I Wish I Had Known Jerry Nachman

Jerry Nachman died overnight last night at his home in Hoboken, NJ. If the name isn’t familiar, you might remember seeing him on MSNBC. Nachman was a large man physically and a giant in the business. He was 57, but could have passed for older.

I didn’t know Jerry Nachman. – only met him briefly one night here at the TV station. I had some minimal contact with him while he was editor of The New York Post.
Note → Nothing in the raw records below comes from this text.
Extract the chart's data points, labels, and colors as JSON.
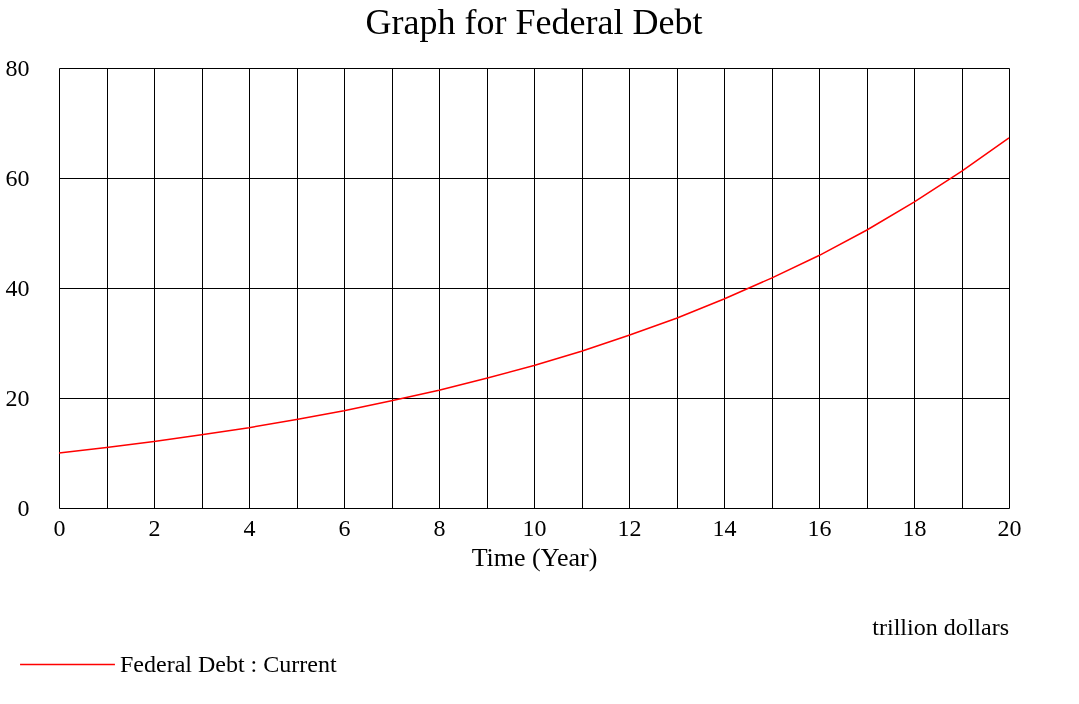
{
  "chart_data": {
    "type": "line",
    "title": "Graph for Federal Debt",
    "xlabel": "Time (Year)",
    "x": [
      0,
      1,
      2,
      3,
      4,
      5,
      6,
      7,
      8,
      9,
      10,
      11,
      12,
      13,
      14,
      15,
      16,
      17,
      18,
      19,
      20
    ],
    "series": [
      {
        "name": "Federal Debt : Current",
        "color": "#ff0000",
        "values": [
          10,
          11,
          12.1,
          13.3,
          14.6,
          16.1,
          17.7,
          19.5,
          21.4,
          23.6,
          25.9,
          28.5,
          31.4,
          34.5,
          38.0,
          41.8,
          45.9,
          50.5,
          55.6,
          61.2,
          67.3
        ]
      }
    ],
    "xlim": [
      0,
      20
    ],
    "ylim": [
      0,
      80
    ],
    "xticks": [
      0,
      {
        "value": 1,
        "label": null
      },
      2,
      {
        "value": 3,
        "label": null
      },
      4,
      {
        "value": 5,
        "label": null
      },
      6,
      {
        "value": 7,
        "label": null
      },
      8,
      {
        "value": 9,
        "label": null
      },
      10,
      {
        "value": 11,
        "label": null
      },
      12,
      {
        "value": 13,
        "label": null
      },
      14,
      {
        "value": 15,
        "label": null
      },
      16,
      {
        "value": 17,
        "label": null
      },
      18,
      {
        "value": 19,
        "label": null
      },
      20
    ],
    "yticks": [
      0,
      20,
      40,
      60,
      80
    ],
    "grid": true,
    "legend": "bottom",
    "line_style": "solid",
    "marker": "none",
    "annotations": [
      "trillion dollars"
    ]
  }
}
It was a major holiday – probably Easter – at least 10 years ago. Helaine, Steffie and I had driven to Philadelphia to visit Helaine’s parents. On the way back, we waited an eternity to cross the George Washington Bridge. As we approached the toll plaza, I saw some of the booths (on this incredibly busy travel night) weren’t open. I asked, and the toll booth operator offered up, not enough people had been scheduled. The seemed very uncaring on the part of the Port Authority, who runs the bridge.

This was costing people untold hours, and costing businesses money. It wasn’t a story for my station, but it did seem like something for the Post. I wrote Jerry – and he responded. It felt like he was listening, interested and involved… and all because he took 10 seconds and put pen to paper.

I know of Jerry Nachman because of his reputation. He was a radio newsman, TV newsman and manager, newspaper editor, writer… you get the idea. If you look at all of his jobs, you get the feeling that people met him, realized he was really smart, and knew he could do whatever he set out to do.

There is a story that I’ve heard more than a few times. He was news director at WNBC-TV. There was a break in a big story, but no reporter to cover it. Jerry was in an off-the-air position – a management position. But, he told the crew to stop by his apartment on the way, pick him up, and he would report. It’s tough not to respect that.

Nachman seemed like the kind of guy you’d want to work for. Aggressive in his approach to the business, as if it were sport to him. Smart enough not be threatened. Skilled enough to command respect because he knew how to do his job… and your job too.

He was not a coiffed pretty boy with a ‘ripped’ body. In fact, his face had taken on the shape of a canned ham – not uncommon when you’re physically immense. He was all skill and little glitter. He died too soon.